The Ogdensburg City School district, in an ongoing effort to combat bullying, invited Kelly A. Zinna, a forensic psychologist who works just outside Washington D.C., to speak at Madill and Kennedy Elementary schools about the harm bullying can do.
Ms. Zinna spoke to students in multiple sessions throughout the day on Monday and again Tuesday morning.
Ms. Zinna, who is originally from Ogdensburg, was on the scene of the 1999 Columbine massacre and has been active in anti-violence advocacy.
If you look at school place violence, bullying is one of the causes, she said Tuesday.
By giving anti-violence and anti-bullying talks at schools around the country, Ms.

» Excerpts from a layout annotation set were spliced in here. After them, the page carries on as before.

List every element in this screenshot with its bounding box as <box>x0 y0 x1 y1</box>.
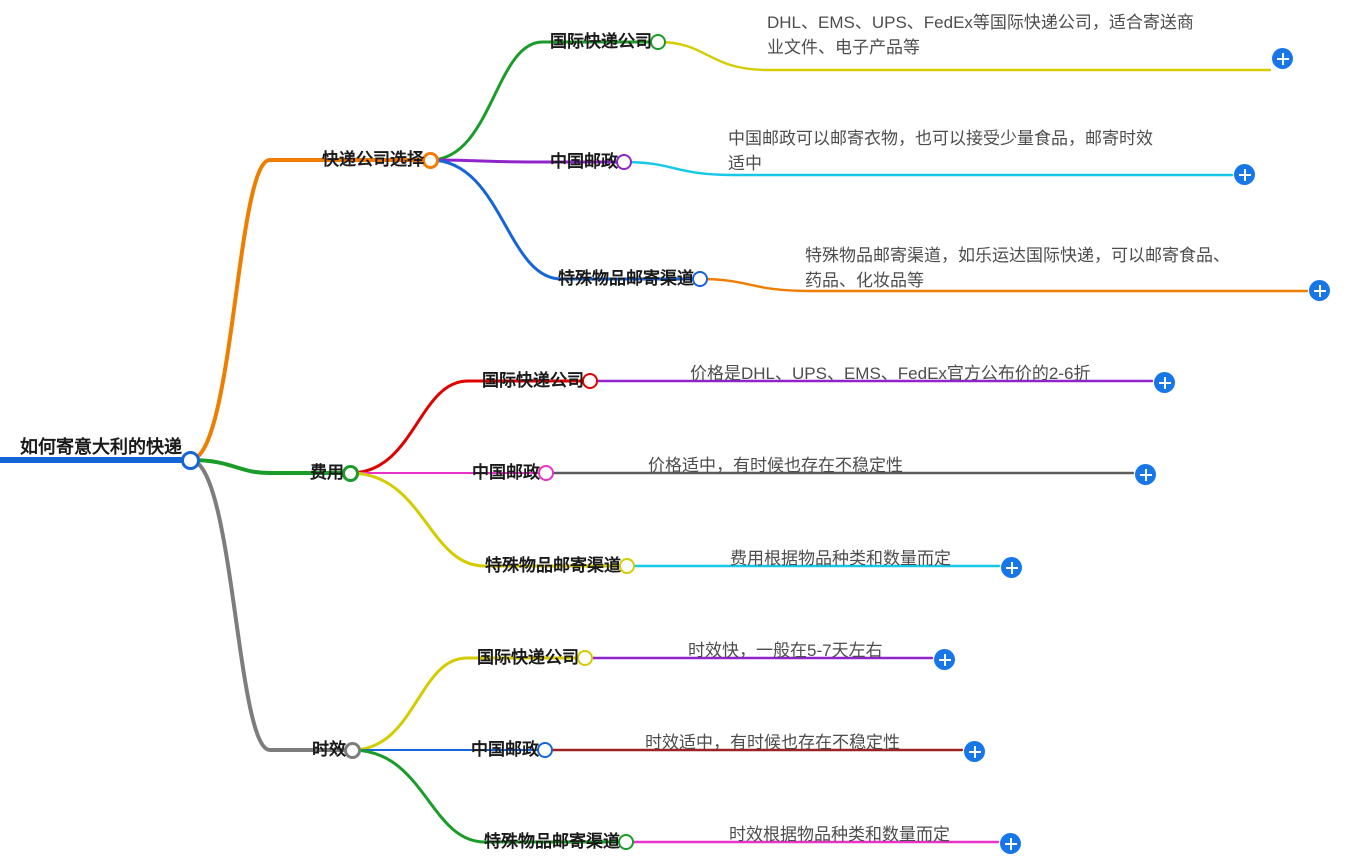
child-label[interactable]: 中国邮政 <box>550 152 618 171</box>
expand-plus-button[interactable] <box>1234 164 1255 185</box>
child-label[interactable]: 特殊物品邮寄渠道 <box>485 556 621 575</box>
child-node-dot[interactable] <box>582 373 598 389</box>
child-link-3-1 <box>350 656 587 752</box>
child-label[interactable]: 特殊物品邮寄渠道 <box>558 269 694 288</box>
child-node-dot[interactable] <box>616 154 632 170</box>
leaf-text: 费用根据物品种类和数量而定 <box>730 549 951 568</box>
expand-plus-button[interactable] <box>1001 557 1022 578</box>
leaf-text: 价格是DHL、UPS、EMS、FedEx官方公布价的2-6折 <box>690 364 1091 383</box>
leaf-text: 时效适中，有时候也存在不稳定性 <box>645 733 900 752</box>
child-node-dot[interactable] <box>538 465 554 481</box>
branch-link-3 <box>188 458 354 752</box>
child-link-1-1 <box>428 40 660 162</box>
expand-plus-button[interactable] <box>1000 833 1021 854</box>
branch-label[interactable]: 快递公司选择 <box>322 150 424 169</box>
leaf-text: 时效快，一般在5-7天左右 <box>688 641 883 660</box>
expand-plus-button[interactable] <box>1154 372 1175 393</box>
expand-plus-button[interactable] <box>1135 464 1156 485</box>
child-label[interactable]: 特殊物品邮寄渠道 <box>484 832 620 851</box>
leaf-text: 特殊物品邮寄渠道，如乐运达国际快递，可以邮寄食品、 药品、化妆品等 <box>805 246 1230 290</box>
branch-link-1 <box>188 158 432 462</box>
child-link-1-3 <box>428 158 702 281</box>
child-label[interactable]: 国际快递公司 <box>482 371 584 390</box>
root-label[interactable]: 如何寄意大利的快递 <box>20 437 182 457</box>
child-label[interactable]: 国际快递公司 <box>550 32 652 51</box>
branch-label[interactable]: 费用 <box>310 463 344 482</box>
child-node-dot[interactable] <box>650 34 666 50</box>
expand-plus-button[interactable] <box>1309 280 1330 301</box>
child-node-dot[interactable] <box>577 650 593 666</box>
child-node-dot[interactable] <box>692 271 708 287</box>
child-label[interactable]: 中国邮政 <box>472 463 540 482</box>
leaf-text: 价格适中，有时候也存在不稳定性 <box>648 456 903 475</box>
leaf-underline-1-3 <box>698 277 1309 293</box>
leaf-text: DHL、EMS、UPS、FedEx等国际快递公司，适合寄送商 业文件、电子产品等 <box>767 13 1194 57</box>
expand-plus-button[interactable] <box>964 741 985 762</box>
leaf-underline-1-1 <box>656 40 1272 72</box>
child-link-3-3 <box>350 748 628 844</box>
branch-link-2 <box>188 458 352 475</box>
child-link-2-3 <box>348 471 629 568</box>
leaf-text: 时效根据物品种类和数量而定 <box>729 825 950 844</box>
branch-node-dot[interactable] <box>341 464 359 482</box>
child-link-2-1 <box>348 379 592 475</box>
child-node-dot[interactable] <box>618 834 634 850</box>
expand-plus-button[interactable] <box>934 649 955 670</box>
expand-plus-button[interactable] <box>1272 48 1293 69</box>
child-link-1-2 <box>428 158 626 164</box>
leaf-underline-1-2 <box>622 160 1234 177</box>
root-node-dot[interactable] <box>180 450 200 470</box>
child-node-dot[interactable] <box>537 742 553 758</box>
branch-node-dot[interactable] <box>343 741 361 759</box>
leaf-text: 中国邮政可以邮寄衣物，也可以接受少量食品，邮寄时效 适中 <box>728 129 1153 173</box>
branch-node-dot[interactable] <box>421 151 439 169</box>
child-node-dot[interactable] <box>619 558 635 574</box>
branch-label[interactable]: 时效 <box>312 740 346 759</box>
child-label[interactable]: 中国邮政 <box>471 740 539 759</box>
child-label[interactable]: 国际快递公司 <box>477 648 579 667</box>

Zinna said, she hopes her message helps shift the culture at each school she visits.
Twenty-eight million school days a year are missed due to bullying in the United States, she said, adding that students will frequently skip school out of fear.
Fear, said Ms. Zinna, is the crucial factor that enables bullying to persist.
[Students] are just so afraid to break through that peer code of silence, she said.
Yet its important for students to report bullying when it happens, said Ms. Zinna.
She said her message is one of personal responsibility.
Its all up to you, she tells students, asking them what sort of school they want: one where bullying is common or one where respect is the norm.
Ms. Zinna said she was impressed with the Bully Box at Kennedy Elementary school.
Ogdensburg City School Board Member Betty J. Mallott said the box is where students can drop reports in if they are being bullied.
Ms. Zinna said the box, importantly, is anonymous. This empowers students to report when they see a problem without fearing repercussions.